Riot also used seven of the arena’s Grass Valley LDX cameras for its handheld, jib, and Steadicam positions, as well as various robo and PTZ cameras. The stage also featured POV cameras fixed on each player from Riot.

“It’s about [equal] with what we normally have for cameras, so that worked out quite nicely,” says Lloyd. “We normally do shade cameras and control the robos from home, but, since we’re using so many of their cameras, we’re using their setup at the arena.”

Upping the Entertainment Ante: PixMob Bracelets and Embracing Motown
Riot also distributed PixMob Wristband X2 LED bracelets, which were activated by infrared signals sent from PixMob transmitters. From a lighting console, the PixMob team programed the effects just like any other lighting fixture – sending the commands by DMX to transmitters that then passed on commands to the wristbands.

Detroit-based Jax Anderson performed during the LCS Summer Finals Opening Ceremony. (Photo: Colin Young-Wolff/Riot Games)

“The PixMob bracelets are timed up with a lot of the callouts: when there are really big in-game moments, they’re going to reverberate throughout the arena bowl,” said Murphy. “It’s something that we haven’t seen before, as far as how well we can tie in the virtual world with our in-house experience.”

Riot Games is known for rolling out show-stopping elements in its Opening Ceremonies and fan festivals at LoL events, and it did not disappoint in Detroit.

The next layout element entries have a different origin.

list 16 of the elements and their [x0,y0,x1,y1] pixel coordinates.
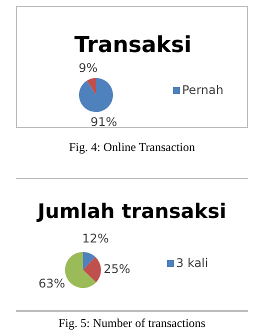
caption: Fig. 5: Number of transactions [58,316,206,331]
data-label: 12% [82,231,109,246]
chart-title: Jumlah transaksi [36,199,228,223]
pie-slice [83,256,101,282]
legend-label: 3 kali [176,256,208,270]
legend-label: Pernah [182,83,224,97]
pie-slice [83,252,96,270]
pie-slice [79,78,113,112]
data-label: 63% [38,276,66,291]
pie-slice [65,252,96,288]
chart-title: Transaksi [73,33,193,58]
data-label: 9% [78,61,98,76]
data-label: 91% [90,114,118,129]
caption: Fig. 4: Online Transaction [68,140,196,155]
data-label: 25% [104,262,130,276]
pie-slice [86,78,96,95]
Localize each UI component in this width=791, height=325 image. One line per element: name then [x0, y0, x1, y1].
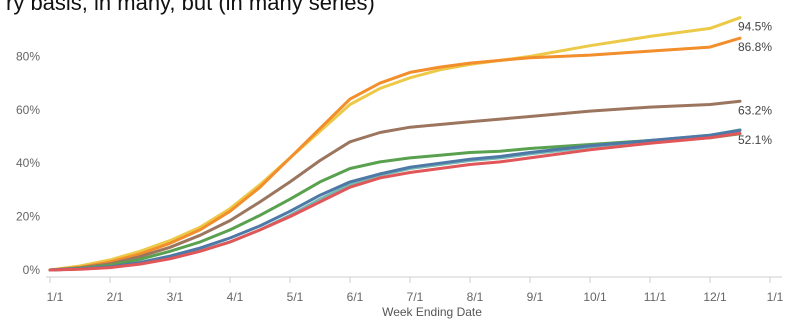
x-tick-label: 2/1: [107, 290, 124, 304]
x-axis-label: Week Ending Date: [382, 305, 482, 319]
x-tick-label: 10/1: [583, 290, 607, 304]
end-value-label: 86.8%: [738, 40, 772, 54]
x-tick-label: 7/1: [407, 290, 424, 304]
series-line: [48, 128, 742, 272]
series-line: [48, 36, 742, 272]
x-tick-label: 8/1: [467, 290, 484, 304]
x-tick-label: 12/1: [703, 290, 727, 304]
y-tick-label: 20%: [16, 210, 40, 224]
end-value-label: 63.2%: [738, 103, 772, 117]
series-line: [48, 131, 742, 272]
x-tick-label: 4/1: [227, 290, 244, 304]
end-value-label: 52.1%: [738, 133, 772, 147]
x-tick-label: 9/1: [527, 290, 544, 304]
x-tick-label: 1/1: [47, 290, 64, 304]
series-line: [48, 99, 742, 272]
y-tick-label: 0%: [23, 263, 41, 277]
y-tick-label: 60%: [16, 103, 40, 117]
series-line: [48, 132, 742, 272]
x-tick-label: 11/1: [644, 290, 667, 304]
x-tick-label: 6/1: [347, 290, 364, 304]
x-tick-label: 1/1: [767, 290, 784, 304]
end-value-label: 94.5%: [738, 20, 772, 34]
y-tick-label: 40%: [16, 156, 40, 170]
y-tick-label: 80%: [16, 49, 40, 63]
top-caption-text: ry basis, in many, but (in many series): [6, 0, 375, 15]
x-tick-label: 5/1: [287, 290, 304, 304]
series-line: [48, 16, 742, 272]
x-tick-label: 3/1: [167, 290, 184, 304]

Much of Riot’s efforts were focused on customizing these elements for the Detroit community, including a live performance by Detroit-based alt-pop artist Jax Anderson during the Opening Ceremony.

“A lot of the work we’ve been doing locally here is to make the show feel customized to Detroit to make sure that we’re working with our partners on the ground here to develop activations, graphics, and programming that feels authentic and bespoke to the city that’s hosting us,” said Murphy. “We took some inspiration from the RiverWalk and a lot of the street art down there and factored that into our graphics package.”

Correction: A previous version of this story indicated the PixMob LED bracelets use RFID chips. These bracelets actually are activated by infrared signals sent from PixMob transmitters and do not use RFID chips.